Zoos would be cooler if you had to fight each animal before you could see the next one
son: why is my name jesus
dad: mom wanted to name u after a rolemodel
other son: &me?
dad: well Charizard the same reason but it was my turn
if you ever have baby fever just hang out with a toddler for a little bit?? this kid in the bagel shop just stared at me for a full minute and then announced to the entire room “I don’t LIKE HER HAIR” parents very apologetic but i’ve made an enemy for life
I made a joke about how sweet it is that twenty men I don’t know dm me to ask me how I’m doing and this old dude commented “only 20? Out of 33k?” And like damn that hurt. The rest of you 32,980 better pony up or this old dude is gonna know I’m not sexy 😭
Back to the Future but it’s just me trying to break my parents up at the school dance
One time for my child’s birthday party, I accidentally sent the kids home with whistles in their goodie bags. I lost 47 friends that day.
Me: Whoa…What are you doing?
Wife: I’m donating some of your books…They’re just taking up space.
Me: You don’t get rid of books…besides half of those aren’t even colored yet.
Her:
I get about your body being a temple but… right now I wanna turn mine into a bouncy castle, it sounds more like fun. I’m all about fun.
6yo has two pregnant Barbies and one Ken doll. You could cut the tension in the Barbie camper with a tiny stiletto.
“I want to feel like chewbaca, but only from the shins down.”
-women wearing uggs
Who wants an omelet?
(3 minutes later)
Who wants scrambled?
*leads a conga line off of a bridge
Just overheard someone say “it’s Friday somewhere” lmao. Like… it’s just… not.
It is NOT acceptable to lift up the back of a woman’s shirt to look at her lower back tattoo, even if you’re at Walmart… I know that now
[Getting murdered]
Me: oh no
Murderer: yup
Me: there’s so many dogs I never got to pet
Murderer: oh no
DMV Lady: Do you want to retake your photo? You look mad.
Me: I am mad.
DMV Lady: But you’ll look mad on here for 5 years.
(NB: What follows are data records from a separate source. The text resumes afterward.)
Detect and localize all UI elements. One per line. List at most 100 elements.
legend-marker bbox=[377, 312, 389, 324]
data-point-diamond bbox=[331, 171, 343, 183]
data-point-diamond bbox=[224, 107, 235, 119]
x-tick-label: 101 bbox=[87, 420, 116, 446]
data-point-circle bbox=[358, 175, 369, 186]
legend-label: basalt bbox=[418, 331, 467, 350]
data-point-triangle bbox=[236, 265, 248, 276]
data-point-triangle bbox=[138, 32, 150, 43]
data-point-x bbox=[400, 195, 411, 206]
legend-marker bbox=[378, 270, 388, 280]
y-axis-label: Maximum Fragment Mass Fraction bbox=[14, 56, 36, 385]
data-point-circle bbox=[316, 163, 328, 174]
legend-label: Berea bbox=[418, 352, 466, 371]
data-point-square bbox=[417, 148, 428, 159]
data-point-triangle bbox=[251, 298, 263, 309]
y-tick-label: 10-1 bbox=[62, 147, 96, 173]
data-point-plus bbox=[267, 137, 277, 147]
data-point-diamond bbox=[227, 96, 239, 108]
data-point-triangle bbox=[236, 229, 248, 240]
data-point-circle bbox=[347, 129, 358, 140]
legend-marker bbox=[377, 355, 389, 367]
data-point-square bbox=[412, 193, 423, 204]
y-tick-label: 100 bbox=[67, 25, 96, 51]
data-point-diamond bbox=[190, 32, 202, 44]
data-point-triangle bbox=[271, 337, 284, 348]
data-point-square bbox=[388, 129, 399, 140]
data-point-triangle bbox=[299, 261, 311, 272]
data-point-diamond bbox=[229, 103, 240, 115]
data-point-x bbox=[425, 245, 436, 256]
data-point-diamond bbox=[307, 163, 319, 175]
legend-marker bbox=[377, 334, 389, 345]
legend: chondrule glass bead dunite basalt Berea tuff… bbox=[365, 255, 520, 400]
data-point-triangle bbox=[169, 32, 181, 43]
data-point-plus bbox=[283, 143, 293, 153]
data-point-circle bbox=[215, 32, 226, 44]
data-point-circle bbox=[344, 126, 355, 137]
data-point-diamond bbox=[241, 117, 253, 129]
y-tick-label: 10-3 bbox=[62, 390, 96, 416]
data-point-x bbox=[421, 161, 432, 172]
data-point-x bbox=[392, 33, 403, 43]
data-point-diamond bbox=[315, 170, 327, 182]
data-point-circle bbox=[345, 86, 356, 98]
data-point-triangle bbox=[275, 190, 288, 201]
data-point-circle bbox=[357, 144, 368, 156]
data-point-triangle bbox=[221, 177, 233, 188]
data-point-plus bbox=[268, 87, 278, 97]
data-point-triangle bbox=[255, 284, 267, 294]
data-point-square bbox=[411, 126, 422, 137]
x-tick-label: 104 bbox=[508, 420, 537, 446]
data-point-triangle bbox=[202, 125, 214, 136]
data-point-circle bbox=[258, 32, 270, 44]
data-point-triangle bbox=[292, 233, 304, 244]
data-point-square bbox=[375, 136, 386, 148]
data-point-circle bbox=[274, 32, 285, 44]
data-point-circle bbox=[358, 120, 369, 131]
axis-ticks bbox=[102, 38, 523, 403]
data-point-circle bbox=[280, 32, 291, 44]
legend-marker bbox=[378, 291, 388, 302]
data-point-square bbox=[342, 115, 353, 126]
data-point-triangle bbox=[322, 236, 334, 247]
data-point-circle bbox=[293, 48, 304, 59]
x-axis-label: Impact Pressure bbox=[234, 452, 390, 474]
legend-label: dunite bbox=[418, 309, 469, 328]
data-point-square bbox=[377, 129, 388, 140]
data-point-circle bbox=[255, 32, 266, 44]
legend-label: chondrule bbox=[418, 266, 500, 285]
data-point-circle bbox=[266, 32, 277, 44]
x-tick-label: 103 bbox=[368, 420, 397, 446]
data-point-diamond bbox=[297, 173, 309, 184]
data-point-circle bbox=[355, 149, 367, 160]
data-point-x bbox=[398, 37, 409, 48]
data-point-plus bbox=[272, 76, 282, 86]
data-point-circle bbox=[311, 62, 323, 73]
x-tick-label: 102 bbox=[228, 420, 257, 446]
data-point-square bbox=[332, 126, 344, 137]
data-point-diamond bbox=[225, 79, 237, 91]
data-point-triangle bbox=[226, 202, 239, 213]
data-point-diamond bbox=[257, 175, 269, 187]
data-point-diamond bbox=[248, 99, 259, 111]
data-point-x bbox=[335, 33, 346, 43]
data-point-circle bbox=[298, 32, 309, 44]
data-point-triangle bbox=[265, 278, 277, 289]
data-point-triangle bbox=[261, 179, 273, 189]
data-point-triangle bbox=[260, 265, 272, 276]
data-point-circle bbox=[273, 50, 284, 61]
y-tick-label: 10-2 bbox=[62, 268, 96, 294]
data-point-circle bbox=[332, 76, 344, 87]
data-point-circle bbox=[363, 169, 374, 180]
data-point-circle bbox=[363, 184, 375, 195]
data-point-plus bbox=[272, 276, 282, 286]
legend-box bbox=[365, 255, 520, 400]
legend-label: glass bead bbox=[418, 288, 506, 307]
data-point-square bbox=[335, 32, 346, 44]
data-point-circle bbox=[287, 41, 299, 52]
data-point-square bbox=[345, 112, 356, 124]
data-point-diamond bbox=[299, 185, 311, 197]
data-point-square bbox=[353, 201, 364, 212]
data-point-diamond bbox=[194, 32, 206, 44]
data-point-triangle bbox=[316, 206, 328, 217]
Me: I will still be mad in 5 years.
[being murdered]
Me: hey Alexa, how about a little mood music over here
Jesus: Behold my powers.
*walks onto water and falls in*[back in heaven]
God: HAHAHAHAHA
Angel: HAHAHAHA “behold my powers”
God: HAHAHAHA
What I said: Brush your teeth.
What my 4yo heard: Use the toothbrush to clean the bathroom floor.
angel: you died
me: oh no
angel: but at least you lived a good life
me:
angel: helped others
me:
angel: did all u could
me:
angel: *checking clipboard* I’ve got the wrong notes, haven’t I
me: I didn’t wanna interrupt
Kids today will never know the joy of being selected to go outside to dust the erasers.